If you weren't aware, the US Department of State (folks who issue passports) are EXTREMELY picky about what constitutes an acceptable passport photo. One of their ridiculous requirements is that the citizen be looking at the damn camera. As you may imagine, this can be problematic for some blind people.
I'm sighted, but my wife has been blind since birth due to Leber's Congenital Amaurosis. One of the symptoms is nystagmus, or uncontrollable eye movements. So not only does she not know how to look at a camera, but even if she did, she couldn't anyway.

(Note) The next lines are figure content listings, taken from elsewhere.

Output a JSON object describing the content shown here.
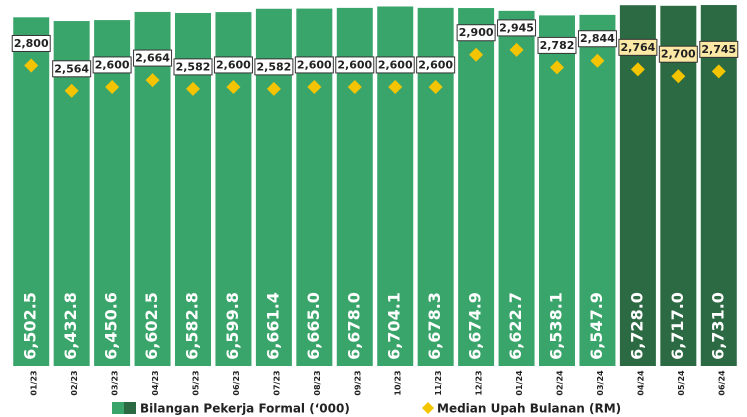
{
  "chart_data": {
    "type": "bar",
    "categories": [
      "01/23",
      "02/23",
      "03/23",
      "04/23",
      "05/23",
      "06/23",
      "07/23",
      "08/23",
      "09/23",
      "10/23",
      "11/23",
      "12/23",
      "01/24",
      "02/24",
      "03/24",
      "04/24",
      "05/24",
      "06/24"
    ],
    "ylim": [
      0,
      6825
    ],
    "y2lim": [
      0,
      3410
    ],
    "series": [
      {
        "name": "Bilangan Pekerja Formal (‘000)",
        "type": "bar",
        "colors": [
          "#3aa56b",
          "#3aa56b",
          "#3aa56b",
          "#3aa56b",
          "#3aa56b",
          "#3aa56b",
          "#3aa56b",
          "#3aa56b",
          "#3aa56b",
          "#3aa56b",
          "#3aa56b",
          "#3aa56b",
          "#3aa56b",
          "#3aa56b",
          "#3aa56b",
          "#2b6a43",
          "#2b6a43",
          "#2b6a43"
        ],
        "values": [
          6502.5,
          6432.8,
          6450.6,
          6602.5,
          6582.8,
          6599.8,
          6661.4,
          6665.0,
          6678.0,
          6704.1,
          6678.3,
          6674.9,
          6622.7,
          6538.1,
          6547.9,
          6728.0,
          6717.0,
          6731.0
        ],
        "value_labels": [
          "6,502.5",
          "6,432.8",
          "6,450.6",
          "6,602.5",
          "6,582.8",
          "6,599.8",
          "6,661.4",
          "6,665.0",
          "6,678.0",
          "6,704.1",
          "6,678.3",
          "6,674.9",
          "6,622.7",
          "6,538.1",
          "6,547.9",
          "6,728.0",
          "6,717.0",
          "6,731.0"
        ]
      },
      {
        "name": "Median Upah Bulanan (RM)",
        "type": "scatter",
        "axis": "y2",
        "color": "#f5c400",
        "values": [
          2800,
          2564,
          2600,
          2664,
          2582,
          2600,
          2582,
          2600,
          2600,
          2600,
          2600,
          2900,
          2945,
          2782,
          2844,
          2764,
          2700,
          2745
        ],
        "value_labels": [
          "2,800",
          "2,564",
          "2,600",
          "2,664",
          "2,582",
          "2,600",
          "2,582",
          "2,600",
          "2,600",
          "2,600",
          "2,600",
          "2,900",
          "2,945",
          "2,782",
          "2,844",
          "2,764",
          "2,700",
          "2,745"
        ],
        "label_fills": [
          "#ffffff",
          "#ffffff",
          "#ffffff",
          "#ffffff",
          "#ffffff",
          "#ffffff",
          "#ffffff",
          "#ffffff",
          "#ffffff",
          "#ffffff",
          "#ffffff",
          "#ffffff",
          "#ffffff",
          "#ffffff",
          "#ffffff",
          "#fde9a6",
          "#fde9a6",
          "#fde9a6"
        ]
      }
    ]
  }
}
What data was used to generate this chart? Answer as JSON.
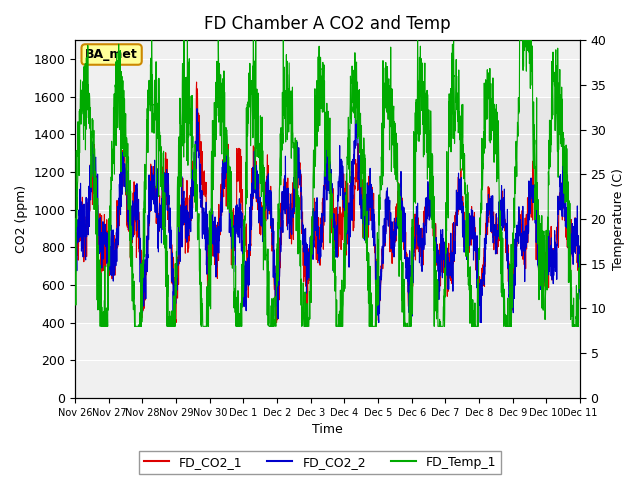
{
  "title": "FD Chamber A CO2 and Temp",
  "xlabel": "Time",
  "ylabel_left": "CO2 (ppm)",
  "ylabel_right": "Temperature (C)",
  "co2_ylim": [
    0,
    1900
  ],
  "temp_ylim": [
    0,
    40
  ],
  "co2_yticks": [
    0,
    200,
    400,
    600,
    800,
    1000,
    1200,
    1400,
    1600,
    1800
  ],
  "temp_yticks": [
    0,
    5,
    10,
    15,
    20,
    25,
    30,
    35,
    40
  ],
  "bg_color": "#ffffff",
  "plot_bg_color": "#f0f0f0",
  "band1_color": "#e8e8e8",
  "band2_color": "#d8d8d8",
  "co2_1_color": "#dd0000",
  "co2_2_color": "#0000cc",
  "temp_color": "#00aa00",
  "legend_label_1": "FD_CO2_1",
  "legend_label_2": "FD_CO2_2",
  "legend_label_3": "FD_Temp_1",
  "annotation_text": "BA_met",
  "annotation_bg": "#ffff99",
  "annotation_border": "#cc8800",
  "font_size": 9,
  "title_font_size": 12
}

After three rounds of go somewhere to get professional photos taken, pay for the photos, and mail them off (hafta pay for postage, too, ofc) only to a letter back a few weeks later saying it's not acceptable, we gave up for a few years. Plus the pandemic robbed us of our travel opportunity.

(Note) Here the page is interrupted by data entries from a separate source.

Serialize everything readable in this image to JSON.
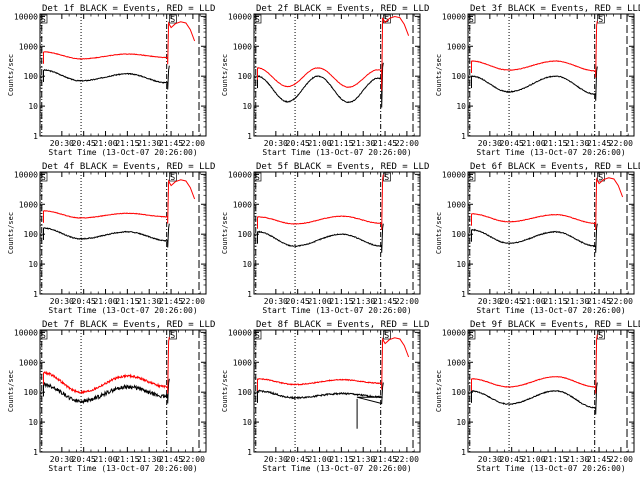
{
  "page": {
    "background": "#ffffff",
    "ink": "#000000",
    "red": "#ff0000"
  },
  "shared": {
    "ylabel": "Counts/sec",
    "xlabel": "Start Time (13-Oct-07 20:26:00)",
    "xticks": [
      "20:30",
      "20:45",
      "21:00",
      "21:15",
      "21:30",
      "21:45",
      "22:00"
    ],
    "yticks": [
      "1",
      "10",
      "100",
      "1000",
      "10000"
    ],
    "xrange_minutes": [
      20.25,
      22.15
    ],
    "ylim": [
      1,
      10000
    ],
    "yscale": "log",
    "mark_top_left": "S",
    "mark_top_right": "S"
  },
  "chart_data": [
    {
      "type": "line",
      "title": "Det 1f BLACK = Events, RED = LLD",
      "series": [
        {
          "name": "Events",
          "color": "#000000",
          "shape": "smooth",
          "level": [
            160,
            70,
            120,
            60
          ],
          "spike": 160,
          "tail": "none"
        },
        {
          "name": "LLD",
          "color": "#ff0000",
          "shape": "smooth",
          "level": [
            650,
            380,
            550,
            420
          ],
          "spike": 6000,
          "tail": "flare"
        }
      ]
    },
    {
      "type": "line",
      "title": "Det 2f BLACK = Events, RED = LLD",
      "series": [
        {
          "name": "Events",
          "color": "#000000",
          "shape": "wave",
          "level": [
            100,
            14,
            85,
            15
          ],
          "spike": 200,
          "tail": "none"
        },
        {
          "name": "LLD",
          "color": "#ff0000",
          "shape": "wave",
          "level": [
            190,
            45,
            180,
            55
          ],
          "spike": 9000,
          "tail": "flare"
        }
      ]
    },
    {
      "type": "line",
      "title": "Det 3f BLACK = Events, RED = LLD",
      "series": [
        {
          "name": "Events",
          "color": "#000000",
          "shape": "smooth",
          "level": [
            100,
            30,
            100,
            25
          ],
          "spike": 150,
          "tail": "none"
        },
        {
          "name": "LLD",
          "color": "#ff0000",
          "shape": "smooth",
          "level": [
            320,
            160,
            320,
            150
          ],
          "spike": 5000,
          "tail": "none"
        }
      ]
    },
    {
      "type": "line",
      "title": "Det 4f BLACK = Events, RED = LLD",
      "series": [
        {
          "name": "Events",
          "color": "#000000",
          "shape": "smooth",
          "level": [
            160,
            70,
            120,
            60
          ],
          "spike": 160,
          "tail": "none"
        },
        {
          "name": "LLD",
          "color": "#ff0000",
          "shape": "smooth",
          "level": [
            600,
            350,
            500,
            380
          ],
          "spike": 6000,
          "tail": "flare"
        }
      ]
    },
    {
      "type": "line",
      "title": "Det 5f BLACK = Events, RED = LLD",
      "series": [
        {
          "name": "Events",
          "color": "#000000",
          "shape": "smooth",
          "level": [
            120,
            40,
            100,
            40
          ],
          "spike": 160,
          "tail": "none"
        },
        {
          "name": "LLD",
          "color": "#ff0000",
          "shape": "smooth",
          "level": [
            380,
            220,
            400,
            230
          ],
          "spike": 7000,
          "tail": "none"
        }
      ]
    },
    {
      "type": "line",
      "title": "Det 6f BLACK = Events, RED = LLD",
      "series": [
        {
          "name": "Events",
          "color": "#000000",
          "shape": "smooth",
          "level": [
            140,
            50,
            120,
            40
          ],
          "spike": 160,
          "tail": "none"
        },
        {
          "name": "LLD",
          "color": "#ff0000",
          "shape": "smooth",
          "level": [
            480,
            260,
            450,
            230
          ],
          "spike": 7000,
          "tail": "flare"
        }
      ]
    },
    {
      "type": "line",
      "title": "Det 7f BLACK = Events, RED = LLD",
      "series": [
        {
          "name": "Events",
          "color": "#000000",
          "shape": "noisy",
          "level": [
            180,
            50,
            150,
            70
          ],
          "spike": 200,
          "tail": "none"
        },
        {
          "name": "LLD",
          "color": "#ff0000",
          "shape": "noisy",
          "level": [
            450,
            100,
            350,
            150
          ],
          "spike": 5000,
          "tail": "none"
        }
      ]
    },
    {
      "type": "line",
      "title": "Det 8f BLACK = Events, RED = LLD",
      "series": [
        {
          "name": "Events",
          "color": "#000000",
          "shape": "flat",
          "level": [
            110,
            65,
            90,
            70
          ],
          "spike": 150,
          "tail": "none",
          "dip": 6
        },
        {
          "name": "LLD",
          "color": "#ff0000",
          "shape": "flat",
          "level": [
            280,
            180,
            260,
            200
          ],
          "spike": 6000,
          "tail": "flare"
        }
      ]
    },
    {
      "type": "line",
      "title": "Det 9f BLACK = Events, RED = LLD",
      "series": [
        {
          "name": "Events",
          "color": "#000000",
          "shape": "smooth",
          "level": [
            110,
            40,
            110,
            30
          ],
          "spike": 150,
          "tail": "none"
        },
        {
          "name": "LLD",
          "color": "#ff0000",
          "shape": "smooth",
          "level": [
            280,
            150,
            330,
            150
          ],
          "spike": 6000,
          "tail": "none"
        }
      ]
    }
  ]
}
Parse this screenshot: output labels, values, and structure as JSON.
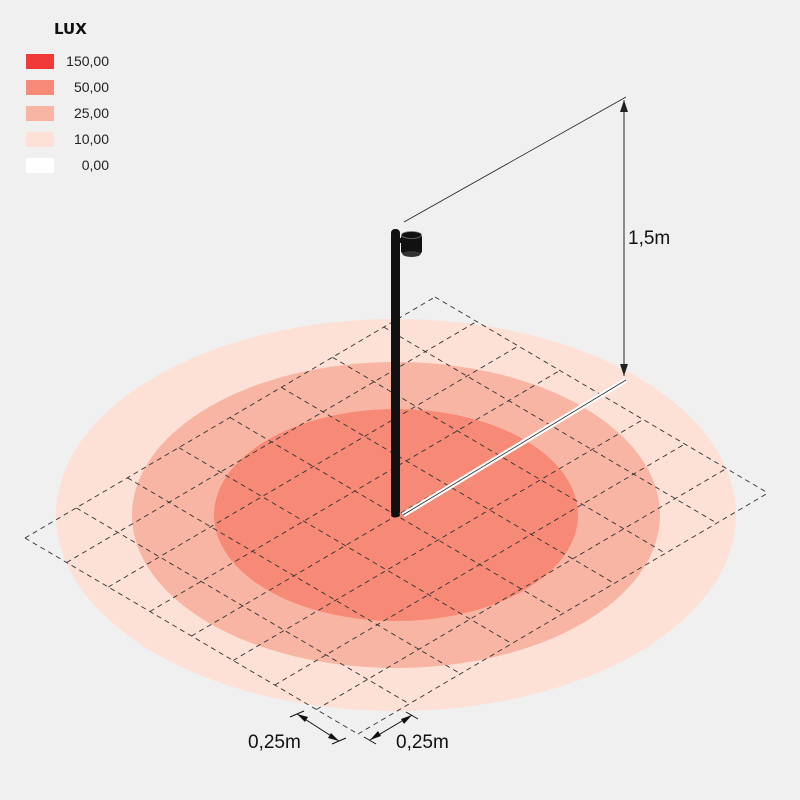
{
  "legend": {
    "title": "LUX",
    "items": [
      {
        "value": "150,00",
        "color": "#f03a3a"
      },
      {
        "value": "50,00",
        "color": "#f78a76"
      },
      {
        "value": "25,00",
        "color": "#f9b5a3"
      },
      {
        "value": "10,00",
        "color": "#fde0d6"
      },
      {
        "value": "0,00",
        "color": "#ffffff"
      }
    ]
  },
  "zones": [
    {
      "level": "10,00",
      "color": "#fde0d6"
    },
    {
      "level": "25,00",
      "color": "#f9b5a3"
    },
    {
      "level": "50,00",
      "color": "#f78a76"
    }
  ],
  "dimensions": {
    "height_label": "1,5m",
    "grid_x_label": "0,25m",
    "grid_y_label": "0,25m"
  }
}
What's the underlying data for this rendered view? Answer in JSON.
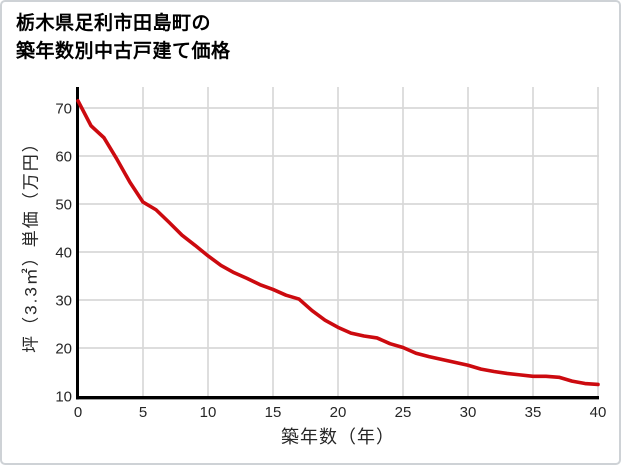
{
  "title": {
    "line1": "栃木県足利市田島町の",
    "line2": "築年数別中古戸建て価格"
  },
  "chart_data": {
    "type": "line",
    "title": "栃木県足利市田島町の築年数別中古戸建て価格",
    "xlabel": "築年数（年）",
    "ylabel": "坪（3.3㎡）単価（万円）",
    "x": [
      0,
      1,
      2,
      3,
      4,
      5,
      6,
      7,
      8,
      9,
      10,
      11,
      12,
      13,
      14,
      15,
      16,
      17,
      18,
      19,
      20,
      21,
      22,
      23,
      24,
      25,
      26,
      27,
      28,
      29,
      30,
      31,
      32,
      33,
      34,
      35,
      36,
      37,
      38,
      39,
      40
    ],
    "values": [
      71.5,
      66.3,
      63.8,
      59.3,
      54.5,
      50.4,
      48.8,
      46.2,
      43.5,
      41.4,
      39.2,
      37.2,
      35.7,
      34.5,
      33.2,
      32.2,
      31.0,
      30.2,
      27.8,
      25.8,
      24.3,
      23.1,
      22.5,
      22.1,
      20.9,
      20.1,
      18.9,
      18.2,
      17.6,
      17.0,
      16.4,
      15.6,
      15.1,
      14.7,
      14.4,
      14.1,
      14.1,
      13.9,
      13.1,
      12.6,
      12.4
    ],
    "x_ticks": [
      0,
      5,
      10,
      15,
      20,
      25,
      30,
      35,
      40
    ],
    "y_ticks": [
      10,
      20,
      30,
      40,
      50,
      60,
      70
    ],
    "xlim": [
      0,
      40
    ],
    "ylim": [
      10,
      74
    ],
    "grid": true,
    "legend": "none",
    "colors": {
      "line": "#cc0a0f",
      "axis": "#000000",
      "grid": "#d8d8d8",
      "tick_label": "#262626",
      "title": "#000000",
      "border": "#ced2d6",
      "background": "#ffffff"
    }
  }
}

Anyway, we recently started trying again and fortunately I think we've got it this time with the help of an **app called PhotoAiD, available on iOS and Android**. You can take it yourself with your smartphone, then they have AI review it, then they have a trained human review it. I did this probably a dozen times, which probably saved me months of time and three figures worth of money. What ultimately ended up doing it was **taking a video (which is 30+ pictures per minute) and just let her eyes dance around for a bit. Then I went back through and exported the frame where her eyes just *happened* to be looking forward**.
Plus, if this app passes the photo and the Department of State fails it, they have a 200% money back guarantee. That means you get your money back times two. Anyway, I hope this helps someone else. I tried to call the department of state and see if we could get a waiver or something, buuuuut the wait to talk to a real live person was 2.5 hours and screw that.